Now we can add the fractions:

42/35 + 23/35 = (42 + 23) / 35

This simplifies to:

65/35

Simplifying the Result

We have 65/35, and we need to check if this is equal to 13/7. To simplify 65/35, we can divide both the numerator and the denominator by their greatest common divisor (GCD), which is 5:

(65/5) / (35/5) = 13/7

Since 65/35 simplifies to 13/7, our verification is successful. This confirms that our solution, x = 23/35, is correct. The verification process not only validates our answer but also reinforces our understanding of the problem and the steps taken to solve it. It is a valuable practice in mathematics and ensures that we have confidence in our results.

Conclusion

In conclusion, we have successfully determined that the number that should be added to the additive inverse of -6/5 to get 13/7 is 23/35. This problem required a solid understanding of additive inverses, fraction arithmetic, and algebraic equation-solving techniques. By breaking down the problem into smaller, manageable steps, we were able to systematically arrive at the solution.

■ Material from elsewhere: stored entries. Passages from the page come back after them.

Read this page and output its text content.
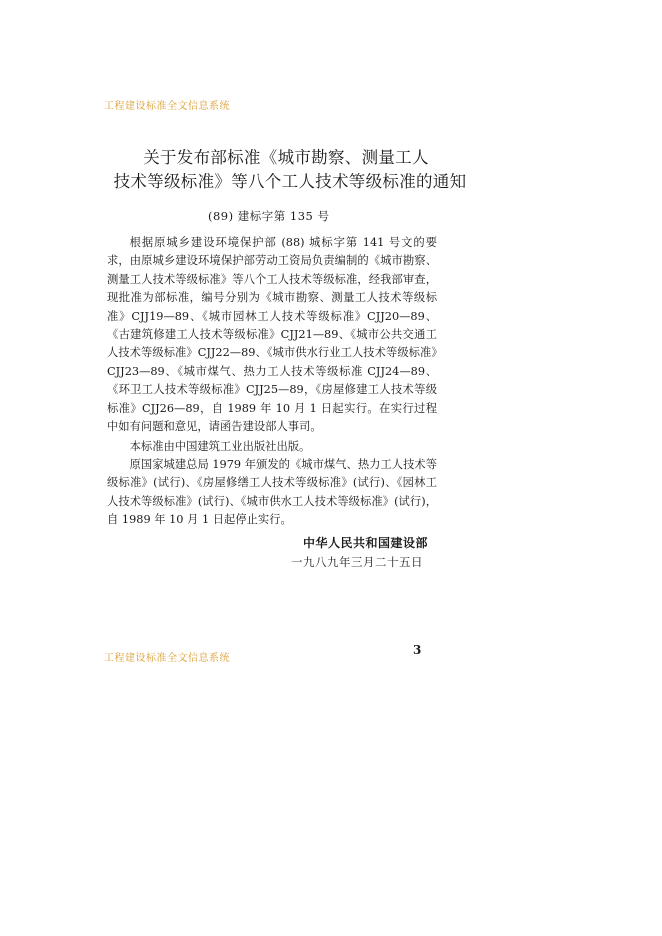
工程建设标准全文信息系统
关于发布部标准《城市勘察、测量工人
技术等级标准》等八个工人技术等级标准的通知
(89) 建标字第 135 号

根据原城乡建设环境保护部 (88) 城标字第 141 号文的要求，由原城乡建设环境保护部劳动工资局负责编制的《城市勘察、测量工人技术等级标准》等八个工人技术等级标准，经我部审查，现批准为部标准，编号分别为《城市勘察、测量工人技术等级标准》CJJ19—89、《城市园林工人技术等级标准》CJJ20—89、《古建筑修建工人技术等级标准》CJJ21—89、《城市公共交通工人技术等级标准》CJJ22—89、《城市供水行业工人技术等级标准》CJJ23—89、《城市煤气、热力工人技术等级标准 CJJ24—89、《环卫工人技术等级标准》CJJ25—89，《房屋修建工人技术等级标准》CJJ26—89，自 1989 年 10 月 1 日起实行。在实行过程中如有问题和意见，请函告建设部人事司。

本标准由中国建筑工业出版社出版。

原国家城建总局 1979 年颁发的《城市煤气、热力工人技术等级标准》(试行)、《房屋修缮工人技术等级标准》(试行)、《园林工人技术等级标准》(试行)、《城市供水工人技术等级标准》(试行)，自 1989 年 10 月 1 日起停止实行。

中华人民共和国建设部
一九八九年三月二十五日
工程建设标准全文信息系统
3
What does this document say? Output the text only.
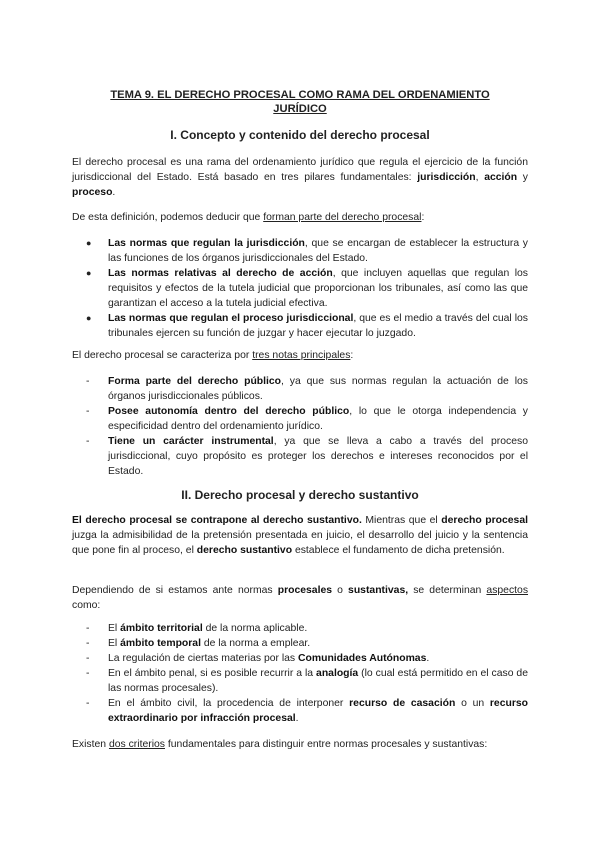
TEMA 9. EL DERECHO PROCESAL COMO RAMA DEL ORDENAMIENTO
JURÍDICO
I. Concepto y contenido del derecho procesal

El derecho procesal es una rama del ordenamiento jurídico que regula el ejercicio de la función jurisdiccional del Estado. Está basado en tres pilares fundamentales: jurisdicción, acción y proceso.

De esta definición, podemos deducir que forman parte del derecho procesal:

● Las normas que regulan la jurisdicción, que se encargan de establecer la estructura y las funciones de los órganos jurisdiccionales del Estado.
● Las normas relativas al derecho de acción, que incluyen aquellas que regulan los requisitos y efectos de la tutela judicial que proporcionan los tribunales, así como las que garantizan el acceso a la tutela judicial efectiva.
● Las normas que regulan el proceso jurisdiccional, que es el medio a través del cual los tribunales ejercen su función de juzgar y hacer ejecutar lo juzgado.

El derecho procesal se caracteriza por tres notas principales:

- Forma parte del derecho público, ya que sus normas regulan la actuación de los órganos jurisdiccionales públicos.
- Posee autonomía dentro del derecho público, lo que le otorga independencia y especificidad dentro del ordenamiento jurídico.
- Tiene un carácter instrumental, ya que se lleva a cabo a través del proceso jurisdiccional, cuyo propósito es proteger los derechos e intereses reconocidos por el Estado.
II. Derecho procesal y derecho sustantivo

El derecho procesal se contrapone al derecho sustantivo. Mientras que el derecho procesal juzga la admisibilidad de la pretensión presentada en juicio, el desarrollo del juicio y la sentencia que pone fin al proceso, el derecho sustantivo establece el fundamento de dicha pretensión.

Dependiendo de si estamos ante normas procesales o sustantivas, se determinan aspectos como:

- El ámbito territorial de la norma aplicable.
- El ámbito temporal de la norma a emplear.
- La regulación de ciertas materias por las Comunidades Autónomas.
- En el ámbito penal, si es posible recurrir a la analogía (lo cual está permitido en el caso de las normas procesales).
- En el ámbito civil, la procedencia de interponer recurso de casación o un recurso extraordinario por infracción procesal.

Existen dos criterios fundamentales para distinguir entre normas procesales y sustantivas:
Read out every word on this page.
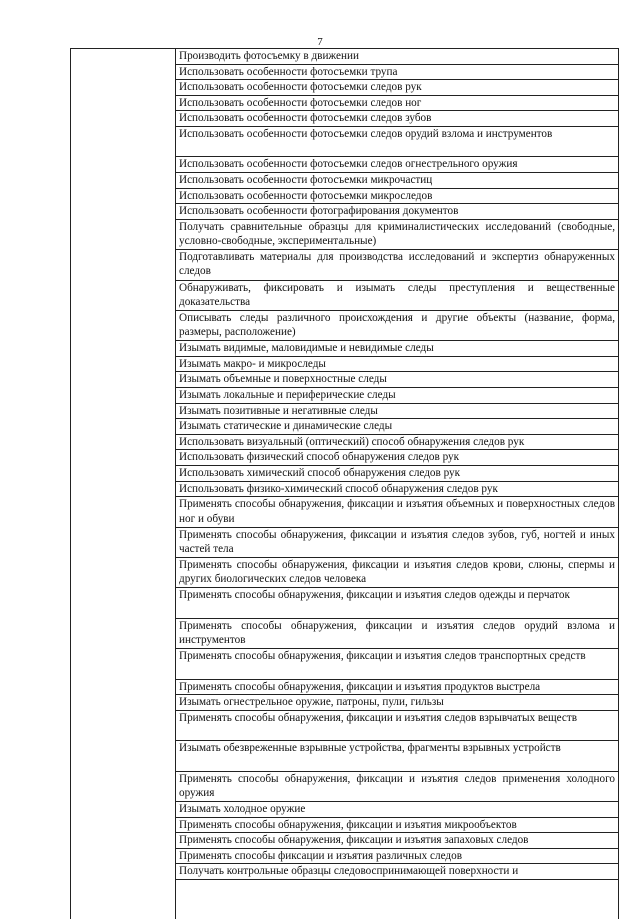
7
Производить фотосъемку в движении
Использовать особенности фотосъемки трупа
Использовать особенности фотосъемки следов рук
Использовать особенности фотосъемки следов ног
Использовать особенности фотосъемки следов зубов
Использовать особенности фотосъемки следов орудий взлома и инструментов
Использовать особенности фотосъемки следов огнестрельного оружия
Использовать особенности фотосъемки микрочастиц
Использовать особенности фотосъемки микроследов
Использовать особенности фотографирования документов
Получать сравнительные образцы для криминалистических исследований (свободные, условно-свободные, экспериментальные)
Подготавливать материалы для производства исследований и экспертиз обнаруженных следов
Обнаруживать, фиксировать и изымать следы преступления и вещественные доказательства
Описывать следы различного происхождения и другие объекты (название, форма, размеры, расположение)
Изымать видимые, маловидимые и невидимые следы
Изымать макро- и микроследы
Изымать объемные и поверхностные следы
Изымать локальные и периферические следы
Изымать позитивные и негативные следы
Изымать статические и динамические следы
Использовать визуальный (оптический) способ обнаружения следов рук
Использовать физический способ обнаружения следов рук
Использовать химический способ обнаружения следов рук
Использовать физико-химический способ обнаружения следов рук
Применять способы обнаружения, фиксации и изъятия объемных и поверхностных следов ног и обуви
Применять способы обнаружения, фиксации и изъятия следов зубов, губ, ногтей и иных частей тела
Применять способы обнаружения, фиксации и изъятия следов крови, слюны, спермы и других биологических следов человека
Применять способы обнаружения, фиксации и изъятия следов одежды и перчаток
Применять способы обнаружения, фиксации и изъятия следов орудий взлома и инструментов
Применять способы обнаружения, фиксации и изъятия следов транспортных средств
Применять способы обнаружения, фиксации и изъятия продуктов выстрела
Изымать огнестрельное оружие, патроны, пули, гильзы
Применять способы обнаружения, фиксации и изъятия следов взрывчатых веществ
Изымать обезвреженные взрывные устройства, фрагменты взрывных устройств
Применять способы обнаружения, фиксации и изъятия следов применения холодного оружия
Изымать холодное оружие
Применять способы обнаружения, фиксации и изъятия микрообъектов
Применять способы обнаружения, фиксации и изъятия запаховых следов
Применять способы фиксации и изъятия различных следов
Получать контрольные образцы следовоспринимающей поверхности и
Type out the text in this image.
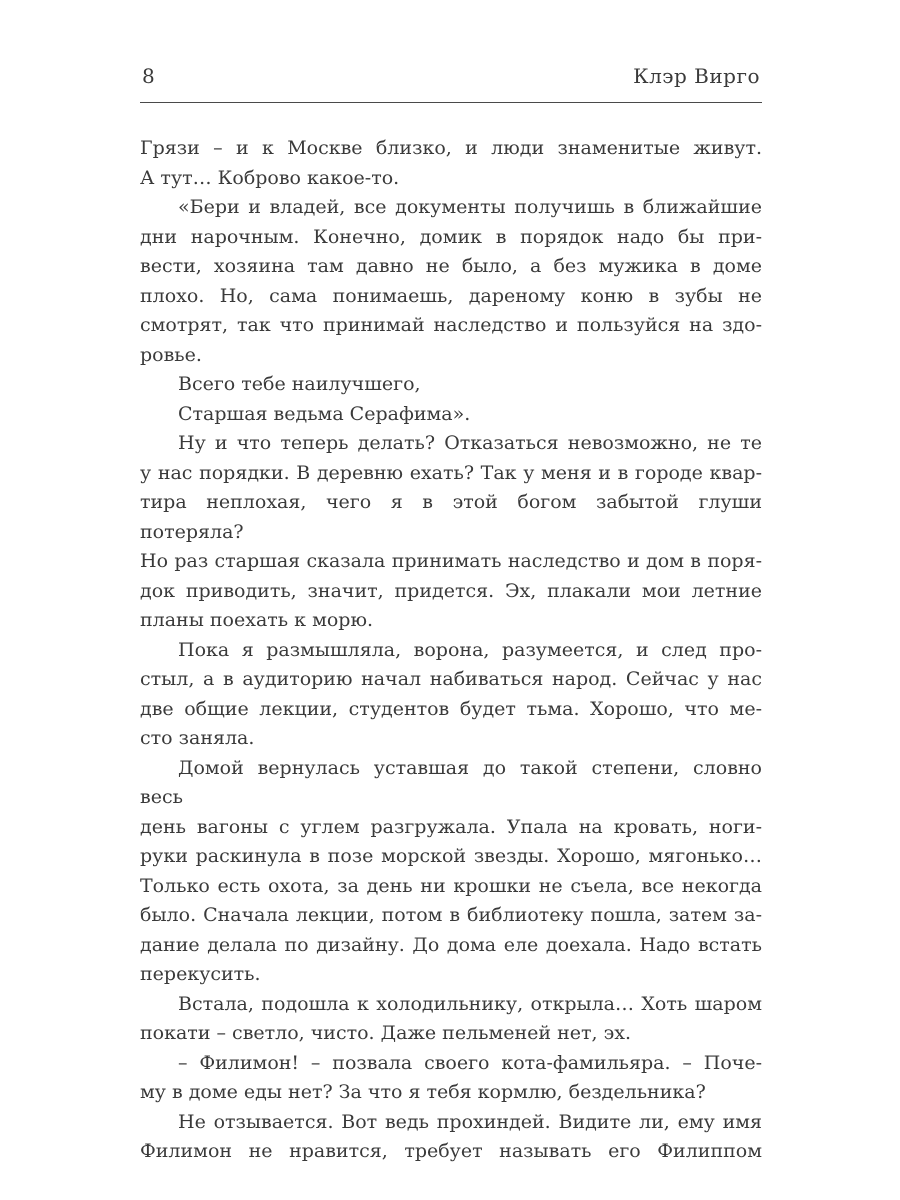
8	Клэр Вирго
Грязи – и к Москве близко, и люди знаменитые живут.
А тут… Коброво какое-то.
«Бери и владей, все документы получишь в ближайшие
дни нарочным. Конечно, домик в порядок надо бы при-
вести, хозяина там давно не было, а без мужика в доме
плохо. Но, сама понимаешь, дареному коню в зубы не
смотрят, так что принимай наследство и пользуйся на здо-
ровье.
Всего тебе наилучшего,
Старшая ведьма Серафима».
Ну и что теперь делать? Отказаться невозможно, не те
у нас порядки. В деревню ехать? Так у меня и в городе квар-
тира неплохая, чего я в этой богом забытой глуши потеряла?
Но раз старшая сказала принимать наследство и дом в поря-
док приводить, значит, придется. Эх, плакали мои летние
планы поехать к морю.
Пока я размышляла, ворона, разумеется, и след про-
стыл, а в аудиторию начал набиваться народ. Сейчас у нас
две общие лекции, студентов будет тьма. Хорошо, что ме-
сто заняла.
Домой вернулась уставшая до такой степени, словно весь
день вагоны с углем разгружала. Упала на кровать, ноги-
руки раскинула в позе морской звезды. Хорошо, мягонько…
Только есть охота, за день ни крошки не съела, все некогда
было. Сначала лекции, потом в библиотеку пошла, затем за-
дание делала по дизайну. До дома еле доехала. Надо встать
перекусить.
Встала, подошла к холодильнику, открыла… Хоть шаром
покати – светло, чисто. Даже пельменей нет, эх.
– Филимон! – позвала своего кота-фамильяра. – Поче-
му в доме еды нет? За что я тебя кормлю, бездельника?
Не отзывается. Вот ведь прохиндей. Видите ли, ему имя
Филимон не нравится, требует называть его Филиппом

We started by identifying the additive inverse of -6/5, which is 6/5. Then, we set up an equation to represent the problem: 6/5 + x = 13/7. We solved for x by finding a common denominator, subtracting the fractions, and simplifying the result. Finally, we verified our solution by adding 23/35 to 6/5 and confirming that it indeed equals 13/7.

This exercise highlights the importance of mastering fundamental mathematical concepts and applying them to solve problems. The ability to manipulate fractions, understand additive inverses, and solve equations are essential skills in mathematics. By practicing and reinforcing these skills, one can confidently tackle more complex problems and excel in mathematics. The process of problem-solving, from understanding the question to verifying the solution, is a valuable skill that extends beyond mathematics and into various aspects of life. Therefore, continuous learning and practice are key to success in mathematics and beyond.